Valoriser les archives marégraphiques pour étudier les variations des composantes du niveau de la mer
Les études montrent que des séries temporelles de plus de 60 ans sont indispensables pour tirer des tendances à long terme sur les composantes du niveau marin comme :
- l'évolution du niveau moyen de la mer ;
- l'évolution et amélioration des niveaux extrêmes ;
- l'évolution des ondes de marée et des effets météorologiques ;
- la variabilité spatiale et temporelle des tendances du niveau de la mer.
Malheureusement, les longues séries marégraphiques sont rares. Pourtant, des données analogiques de niveau d'eau existent comme en France où le potentiel d'archives marégraphiques papier est considérable.
Figure 1: Photos des archives marégraphiques au Shom à Brest.

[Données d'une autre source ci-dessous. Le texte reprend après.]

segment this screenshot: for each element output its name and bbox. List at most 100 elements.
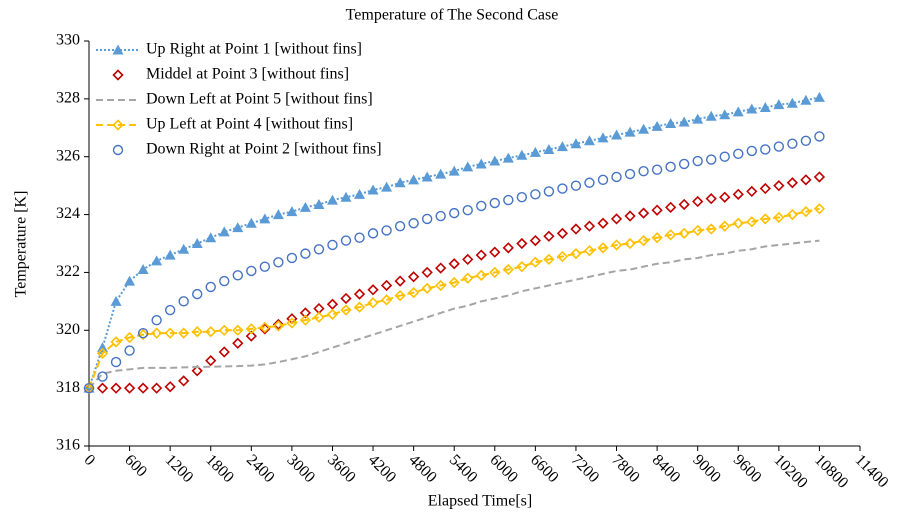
data-point xyxy=(503,194,514,206)
data-point xyxy=(191,326,203,338)
data-point xyxy=(516,149,528,160)
data-point xyxy=(759,102,771,113)
data-point xyxy=(246,265,257,277)
data-point xyxy=(665,229,677,241)
data-point xyxy=(489,266,501,279)
data-point xyxy=(191,238,203,248)
data-point xyxy=(313,311,325,323)
data-point xyxy=(556,227,569,240)
data-point xyxy=(624,126,636,137)
data-point xyxy=(164,304,176,316)
data-point xyxy=(489,246,501,258)
legend-label: Up Right at Point 1 [without fins] xyxy=(146,41,362,58)
x-tick-label: 11400 xyxy=(852,451,892,491)
legend-marker xyxy=(112,44,124,55)
data-point xyxy=(543,186,555,197)
data-point xyxy=(219,275,230,287)
data-point xyxy=(462,272,474,284)
data-point xyxy=(380,294,393,306)
data-point xyxy=(705,223,717,235)
data-point xyxy=(624,210,636,222)
data-point xyxy=(773,141,785,152)
data-point xyxy=(624,237,636,250)
data-point xyxy=(502,242,514,254)
data-point xyxy=(435,262,447,274)
data-point xyxy=(205,326,217,338)
data-point xyxy=(97,342,109,353)
y-axis-label: Temperature [K] xyxy=(13,191,30,298)
data-point xyxy=(421,213,433,225)
data-point xyxy=(583,220,596,232)
data-point xyxy=(556,250,569,263)
data-point xyxy=(326,194,338,205)
data-point xyxy=(719,220,731,232)
data-point xyxy=(340,191,352,202)
data-point xyxy=(380,279,393,292)
data-point xyxy=(381,225,392,236)
data-point xyxy=(110,295,122,306)
data-point xyxy=(232,222,244,233)
data-point xyxy=(245,330,257,342)
x-tick-label: 6600 xyxy=(527,451,562,486)
y-tick-label: 330 xyxy=(56,32,80,49)
data-point xyxy=(529,234,541,247)
data-point xyxy=(286,206,298,217)
data-point xyxy=(192,288,203,300)
data-point xyxy=(232,324,244,336)
data-point xyxy=(83,382,95,394)
data-point xyxy=(692,155,703,167)
x-tick-label: 600 xyxy=(121,451,150,480)
data-point xyxy=(408,271,420,283)
x-tick-label: 4800 xyxy=(405,451,440,486)
data-point xyxy=(286,317,298,329)
data-point xyxy=(719,191,731,203)
y-tick-label: 322 xyxy=(56,263,80,280)
data-point xyxy=(706,154,717,165)
data-point xyxy=(678,158,690,170)
data-point xyxy=(597,174,609,186)
data-point xyxy=(516,192,528,203)
data-point xyxy=(800,174,812,186)
data-point xyxy=(800,206,812,218)
data-point xyxy=(394,275,406,287)
data-point xyxy=(408,287,420,299)
data-point xyxy=(151,314,162,326)
data-point xyxy=(137,382,149,394)
data-point xyxy=(732,188,744,200)
data-point xyxy=(327,239,338,251)
data-point xyxy=(123,331,136,344)
data-point xyxy=(651,232,663,244)
data-point xyxy=(611,129,623,140)
data-point xyxy=(529,256,541,268)
data-point xyxy=(123,382,136,394)
data-point xyxy=(583,245,596,257)
x-tick-label: 3000 xyxy=(283,451,318,486)
data-point xyxy=(394,289,406,302)
data-point xyxy=(610,239,623,251)
y-tick-label: 320 xyxy=(56,321,80,338)
data-point xyxy=(394,220,406,232)
data-point xyxy=(746,103,758,114)
x-tick-label: 4200 xyxy=(365,451,400,486)
data-point xyxy=(394,177,406,188)
data-point xyxy=(651,204,663,216)
data-point xyxy=(638,123,650,134)
data-point xyxy=(502,263,514,276)
chart-title: Temperature of The Second Case xyxy=(346,7,559,24)
data-point xyxy=(286,252,298,264)
data-point xyxy=(651,164,663,175)
data-point xyxy=(813,203,826,215)
data-point xyxy=(678,227,690,240)
data-point xyxy=(151,327,163,339)
data-point xyxy=(137,328,149,341)
series-line xyxy=(88,239,820,389)
data-point xyxy=(597,217,609,229)
y-tick-label: 324 xyxy=(56,205,80,222)
data-point xyxy=(151,255,163,266)
data-point xyxy=(272,209,284,220)
data-point xyxy=(529,146,541,157)
data-point xyxy=(110,382,122,394)
x-tick-label: 3600 xyxy=(324,451,359,486)
data-point xyxy=(218,226,230,237)
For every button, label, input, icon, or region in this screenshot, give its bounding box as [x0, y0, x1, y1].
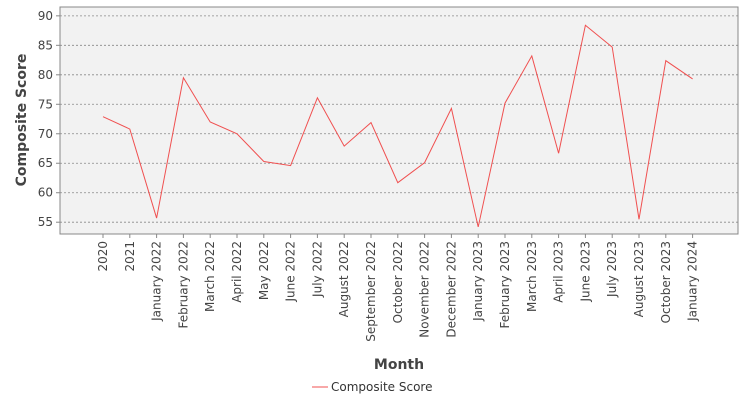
data-point — [209, 120, 212, 123]
data-point — [530, 54, 533, 57]
x-tick-label: December 2022 — [444, 241, 458, 338]
data-point — [504, 102, 507, 105]
plot-area — [59, 6, 739, 235]
y-tick-label: 90 — [38, 9, 53, 23]
x-tick-label: August 2023 — [632, 241, 646, 317]
x-tick-label: February 2022 — [176, 241, 190, 329]
data-point — [289, 164, 292, 167]
data-point — [423, 161, 426, 164]
x-tick-label: November 2022 — [418, 241, 432, 338]
x-tick-label: July 2023 — [605, 241, 619, 298]
x-tick-label: July 2022 — [310, 241, 324, 298]
x-axis: 2020 2021 January 2022 February 2022 March 2… — [60, 233, 738, 342]
y-tick-label: 60 — [38, 186, 53, 200]
data-point — [664, 59, 667, 62]
x-tick-label: March 2022 — [203, 241, 217, 312]
data-point — [343, 145, 346, 148]
series-line — [102, 24, 693, 228]
data-point — [396, 181, 399, 184]
data-point — [316, 96, 319, 99]
x-tick-label: April 2023 — [552, 241, 566, 303]
data-point — [691, 77, 694, 80]
x-tick-label: October 2022 — [391, 241, 405, 323]
data-point — [557, 152, 560, 155]
y-tick-label: 85 — [38, 38, 53, 52]
y-axis-title: Composite Score — [14, 54, 30, 187]
series-layer — [102, 24, 694, 228]
x-tick-label: August 2022 — [337, 241, 351, 317]
x-tick-label: October 2023 — [659, 241, 673, 323]
data-point — [638, 218, 641, 221]
x-tick-label: May 2022 — [257, 241, 271, 300]
data-point — [262, 160, 265, 163]
x-tick-label: 2021 — [123, 241, 137, 272]
x-tick-label: January 2022 — [150, 241, 164, 322]
data-point — [102, 115, 105, 118]
x-tick-label: March 2023 — [525, 241, 539, 312]
x-tick-label: September 2022 — [364, 241, 378, 342]
x-tick-label: January 2023 — [471, 241, 485, 322]
y-tick-label: 70 — [38, 127, 53, 141]
x-tick-label: February 2023 — [498, 241, 512, 329]
data-point — [611, 46, 614, 49]
data-point — [128, 128, 131, 131]
x-axis-title: Month — [374, 357, 424, 373]
y-axis: 55 60 65 70 75 80 85 90 — [38, 7, 61, 234]
legend: Composite Score — [312, 380, 432, 394]
y-tick-label: 80 — [38, 68, 53, 82]
legend-label: Composite Score — [331, 380, 432, 394]
x-tick-label: June 2023 — [578, 241, 592, 303]
y-tick-label: 75 — [38, 97, 53, 111]
x-tick-label: April 2022 — [230, 241, 244, 303]
x-tick-label: January 2024 — [686, 241, 700, 322]
y-tick-label: 65 — [38, 156, 53, 170]
x-tick-label: 2020 — [96, 241, 110, 272]
data-point — [155, 217, 158, 220]
data-point — [584, 24, 587, 27]
x-tick-label: June 2022 — [284, 241, 298, 303]
data-point — [182, 76, 185, 79]
data-point — [370, 121, 373, 124]
data-point — [236, 132, 239, 135]
data-point — [450, 107, 453, 110]
y-tick-label: 55 — [38, 215, 53, 229]
data-point — [477, 225, 480, 228]
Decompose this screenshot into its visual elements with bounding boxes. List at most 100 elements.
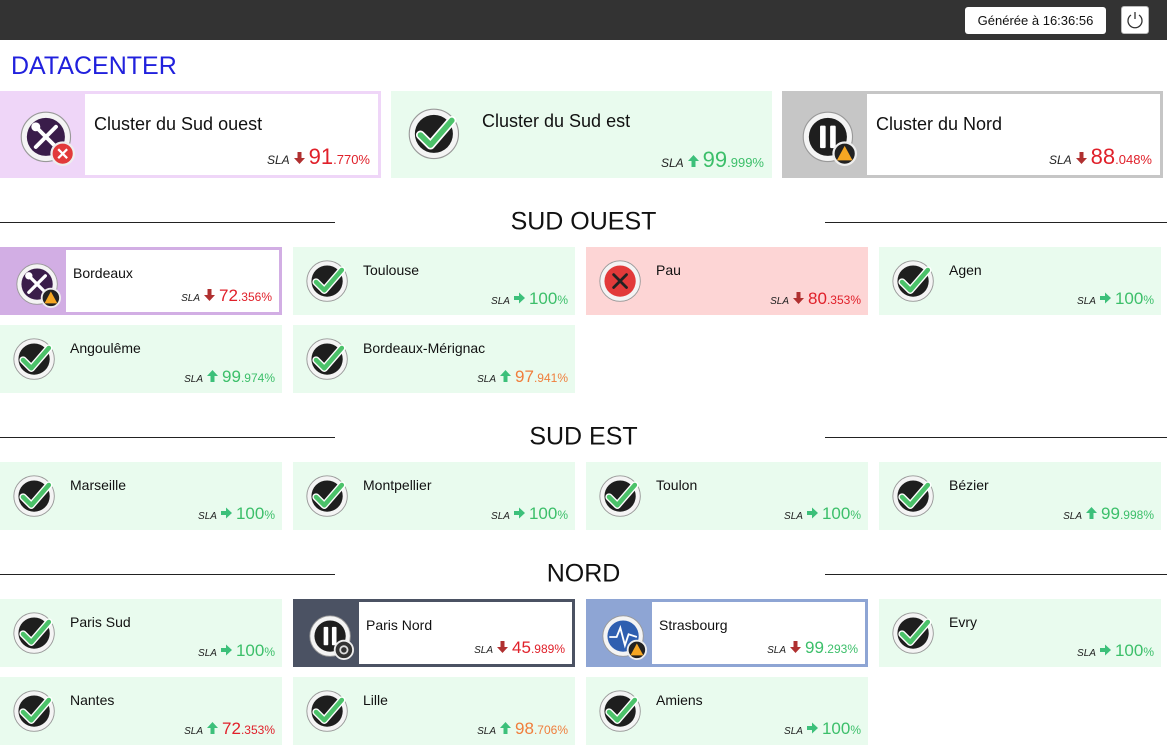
- site-card: Marseille SLA 100%: [0, 462, 282, 530]
- divider: [0, 437, 335, 438]
- trend-arrow: [207, 370, 219, 382]
- site-name: Evry: [949, 614, 977, 630]
- status-icon: [602, 615, 647, 660]
- trend-arrow: [806, 722, 818, 734]
- site-name: Marseille: [70, 477, 127, 493]
- status-icon: [13, 475, 55, 517]
- sla: SLA 100%: [491, 289, 568, 309]
- sla-label: SLA: [1077, 296, 1096, 307]
- arrow-shape: [806, 507, 818, 519]
- trend-arrow: [500, 370, 512, 382]
- status-icon: [306, 338, 348, 380]
- status-icon: [306, 260, 348, 302]
- site-grid: Bordeaux SLA 72.356% Toulouse SLA 100% Pau SLA 8…: [0, 247, 1167, 393]
- site-card: Pau SLA 80.353%: [586, 247, 868, 315]
- badge-warning: [836, 145, 853, 161]
- trend-arrow: [1086, 507, 1098, 519]
- sla-value: 100%: [528, 289, 568, 308]
- power-arc: [1127, 14, 1143, 29]
- site-name: Bordeaux: [73, 265, 133, 281]
- trend-arrow: [806, 507, 818, 519]
- arrow-shape: [207, 722, 219, 734]
- trend-arrow: [1099, 644, 1111, 656]
- sla-value: 72.356%: [219, 286, 272, 305]
- site-name: Toulouse: [363, 262, 420, 278]
- site-name: Angoulême: [70, 340, 141, 356]
- sla-value: 100%: [821, 719, 861, 738]
- status-icon: [16, 263, 61, 308]
- tools: [27, 274, 47, 294]
- status-icon: [13, 338, 55, 380]
- sla-value: 99.974%: [222, 367, 275, 386]
- sla-label: SLA: [767, 645, 787, 656]
- clusters: Cluster du Sud ouest SLA 91.770% Cluster du…: [0, 91, 1167, 178]
- cluster-name: Cluster du Sud est: [482, 111, 631, 131]
- status-icon: [13, 612, 55, 654]
- sla-value: 99.293%: [805, 638, 858, 657]
- site-name: Agen: [949, 262, 982, 278]
- divider: [0, 222, 335, 223]
- divider: [825, 222, 1167, 223]
- check: [313, 345, 345, 371]
- sla-label: SLA: [660, 156, 684, 170]
- status-icon: [599, 690, 641, 732]
- tools: [33, 124, 58, 149]
- site-name: Lille: [363, 692, 388, 708]
- check: [313, 482, 345, 508]
- pause-bar: [323, 626, 329, 646]
- site-name: Paris Nord: [366, 617, 433, 633]
- check: [899, 619, 931, 645]
- site-card: Bézier SLA 99.998%: [879, 462, 1161, 530]
- sections: SUD OUEST Bordeaux SLA 72.356% Toulouse SLA 10…: [0, 178, 1167, 745]
- section-header: SUD OUEST: [0, 178, 1167, 247]
- sla: SLA 88.048%: [1049, 144, 1152, 170]
- check: [606, 697, 638, 723]
- arrow-shape: [790, 641, 802, 653]
- arrow-shape: [220, 644, 232, 656]
- sla-label: SLA: [491, 296, 510, 307]
- status-icon: [892, 475, 934, 517]
- trend-arrow: [207, 722, 219, 734]
- cluster-card: Cluster du Sud ouest SLA 91.770%: [0, 91, 381, 178]
- tool-head: [25, 272, 33, 280]
- sla-value: 100%: [1114, 641, 1154, 660]
- arrow-shape: [1099, 292, 1111, 304]
- status-icon: [802, 111, 857, 166]
- trend-arrow: [204, 289, 216, 301]
- sla-label: SLA: [477, 374, 497, 385]
- arrow-shape: [293, 152, 305, 164]
- badge-cross: [57, 148, 68, 159]
- trend-arrow: [220, 644, 232, 656]
- sla-label: SLA: [184, 374, 204, 385]
- site-name: Toulon: [656, 477, 698, 493]
- sla: SLA 99.999%: [661, 147, 764, 173]
- cluster-card: Cluster du Sud est SLA 99.999%: [391, 91, 772, 178]
- status-icon: [599, 260, 641, 302]
- wave: [609, 624, 638, 649]
- divider: [825, 574, 1167, 575]
- trend-arrow: [1099, 292, 1111, 304]
- site-name: Amiens: [656, 692, 703, 708]
- check: [606, 482, 638, 508]
- section-title: NORD: [546, 559, 621, 588]
- status-icon: [892, 612, 934, 654]
- check: [20, 345, 52, 371]
- check: [20, 619, 52, 645]
- sla-value: 100%: [235, 504, 275, 523]
- pause-bar: [331, 626, 337, 646]
- site-card: Angoulême SLA 99.974%: [0, 325, 282, 393]
- sla-value: 100%: [235, 641, 275, 660]
- status-icon: [408, 108, 460, 160]
- section-header: SUD EST: [0, 393, 1167, 462]
- sla-value: 98.706%: [515, 719, 568, 738]
- power-button[interactable]: [1121, 6, 1149, 34]
- sla-label: SLA: [266, 153, 290, 167]
- sla-value: 99.999%: [702, 147, 764, 172]
- check: [899, 482, 931, 508]
- trend-arrow: [1075, 152, 1087, 164]
- trend-arrow: [500, 722, 512, 734]
- sla: SLA 99.293%: [767, 638, 858, 658]
- generated-button[interactable]: Générée à 16:36:56: [965, 7, 1106, 34]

Etapes successives nécessaires à la construction de la série marégraphique
Inventaire des données
Dans un premier temps il s’agit de réaliser un inventaire de données marégraphiques pour un même site d’observation. Cet inventaire est constitué d’un coté de données marégraphiques, mais également de données dites auxiliaires aussi appelées métadonnées. Celles-ci renseignent sur la mesure (instrument de mesures utilisé et son entretien, référence verticale, référence temporelle, éventuels dysfonctionnements …).
Les données marégraphiques existent sous forme de registres de marée ou sous forme de marégrammes.
Numérisation et digitalisation
Dans un deuxième temps les marégrammes et registres de marées sont dématérialisées. Une fois sauvegardées sous format d’image numérique, le processus de digitalisation peut alors commencer, selon le type de donnée à disposition.
Registres de marée
Figure 2: Registre de marée de Socoa de janvier 1880 (Archives Shom).
Les hauteurs d'eau horaires notées sur les registres sont numérisées sur un tableur numérique. Pour identifier plus facilement les erreurs ayant pu être faites par l'observateur, mais également les erreurs de saisie, deux méthodes de contrôle ont été appliquées en temps réel sur les données saisies:
Figure 3: Contrôles mis en place en temps réel pour détecter les erreurs de saisie ou les erreurs de l'observateur. A- Le tableau de digitalisation des hauteurs d'eau de mars 1908 pour chaque heure. Les nuances de couleurs montrent bien les pleines mers (rouge) et basses mers (bleu) ainsi que le vives eaux (rouge/bleu foncé) et les mortes eaux (vert/jaune) : et B- une représentation schématique de la courbe du 31 mars 1908 (en noir) et le jour suivant (en bleu). Les indications en rouge et violet montrent deux anomalies sur le tableau (carré) et sur le graphique (cercle). Il ne s'agit pas d'erreurs de saisie, mais d'erreurs de saisie sont immédiatement corrigées. Les autres erreurs ont été marquées par un remplissage de cellule (rayure diagonale) pour indiquer que cette erreur a été vérifiée dans les documents papiers ; il est, par conséquent, plus facile de voir si une erreur, identifiée à une phase ultérieure de la reconstruction, était déjà vérifiée ou non.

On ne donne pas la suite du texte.